MND: Ever thought that stressful life events caused you to have MS? Well a new study from Norway [1] did not find a connection between stress and MS onset. Note that the study scale was fairly small (77 participants) , all female nurses, and that the study focused on childhood or adolescent sexual abuse. a bit narrow? that is probably why the soft tone of the conclusion and the  caveat about “needing more studies”. The MS society [2] mentioned a second similar study with the same conclusion, this time with 292 women participants.

MND: However, a previous study reported, a weak correlation between anxiety, infections with MS relapses [3]. “Thirty seven women with multiple sclerosis were regularly seen every four weeks, for one year”. This study concluded that emotional  stress does play a role in MS relapses. A third study [4], reported a correlation between “stressful life events” and MS relapses, excluding infections.
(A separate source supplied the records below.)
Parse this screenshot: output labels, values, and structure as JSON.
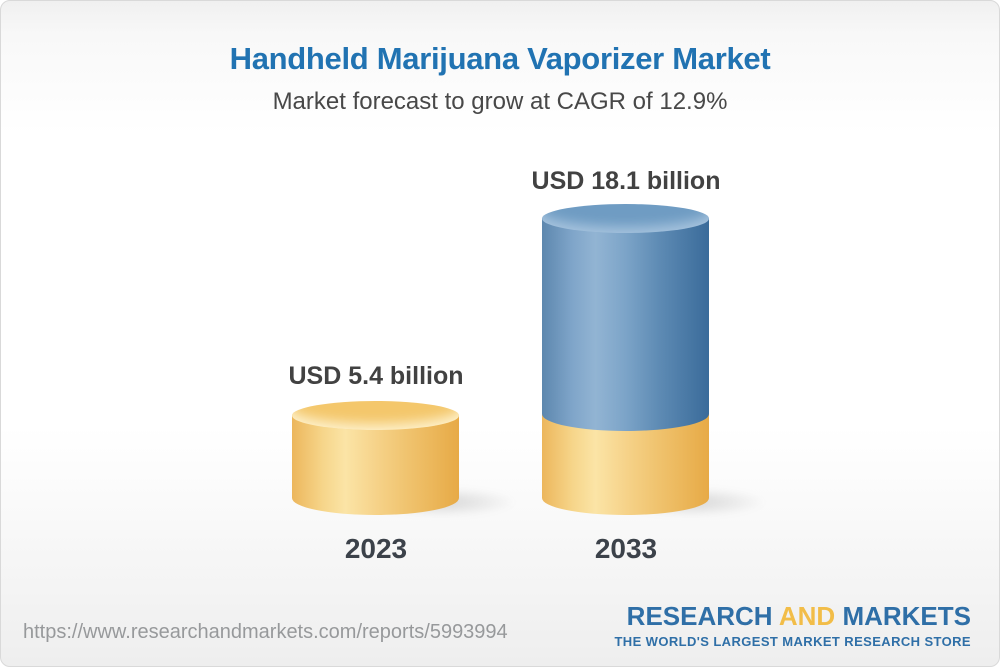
{
  "header": {
    "title": "Handheld Marijuana Vaporizer Market",
    "subtitle": "Market forecast to grow at CAGR of 12.9%"
  },
  "chart_data": {
    "type": "bar",
    "variant": "3d-cylinder",
    "categories": [
      "2023",
      "2033"
    ],
    "values": [
      5.4,
      18.1
    ],
    "unit": "USD billion",
    "value_labels": [
      "USD 5.4 billion",
      "USD 18.1 billion"
    ],
    "cagr_percent": 12.9,
    "legend_position": "none",
    "grid": false,
    "colors": {
      "base_yellow": "#F2C366",
      "growth_blue": "#6E9BC2",
      "title_blue": "#2173B2",
      "label_gray": "#424242"
    },
    "notes": "2033 bar shows 2023 base value in yellow at bottom with blue growth segment stacked above"
  },
  "footer": {
    "url": "https://www.researchandmarkets.com/reports/5993994",
    "logo": {
      "line1_part1": "RESEARCH",
      "line1_part2": "AND",
      "line1_part3": "MARKETS",
      "tagline": "THE WORLD'S LARGEST MARKET RESEARCH STORE"
    },
    "colors": {
      "logo_blue": "#2F6FA7",
      "logo_gold": "#F2BD48"
    }
  }
}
MND: It seems easier to correlate MS relapses than MS onset to stress , this is confirmed by the last study we are bringing on”Trauma stress and MS” [5]

MND: A psychiatrist goes further, suggesting that decreasing the stressors of a patient having MS could actually decrease the brain lesion seen on MRI [6]. The hard proof is not clear, though

MND: That was for  Researchers, but what does the blogosphere agree?

  • The San Francisco Injury Board Blognet , a private lawyer, also quotes medical research [published in  from 2000 and 2002] to suggest that claims of trauma injury worsening of MS can be argued.
  • MSNBC posts” Stress at work or home doesn’t raise risk of MS” based on the same primary study we are quoting. How did they jump from studies on sexual abuse trauma to “stress at work or at home” is a mystery to us..

Talk to your Doctor

Sources:

  1. Riise T, et al “Stress and the risk of multiple sclerosis” Neurology 2011; 76: 1866-1871.
  2. PRNews/MS Society
  3. Mult Scler. 2008 Nov;14(9):1262-8. Epub 2008 Aug 28.
  4. BMJ. 2003 Sep 20;327(7416):646.
  5. Neurol Sci. 2000;21(4 Suppl 2):S849-52.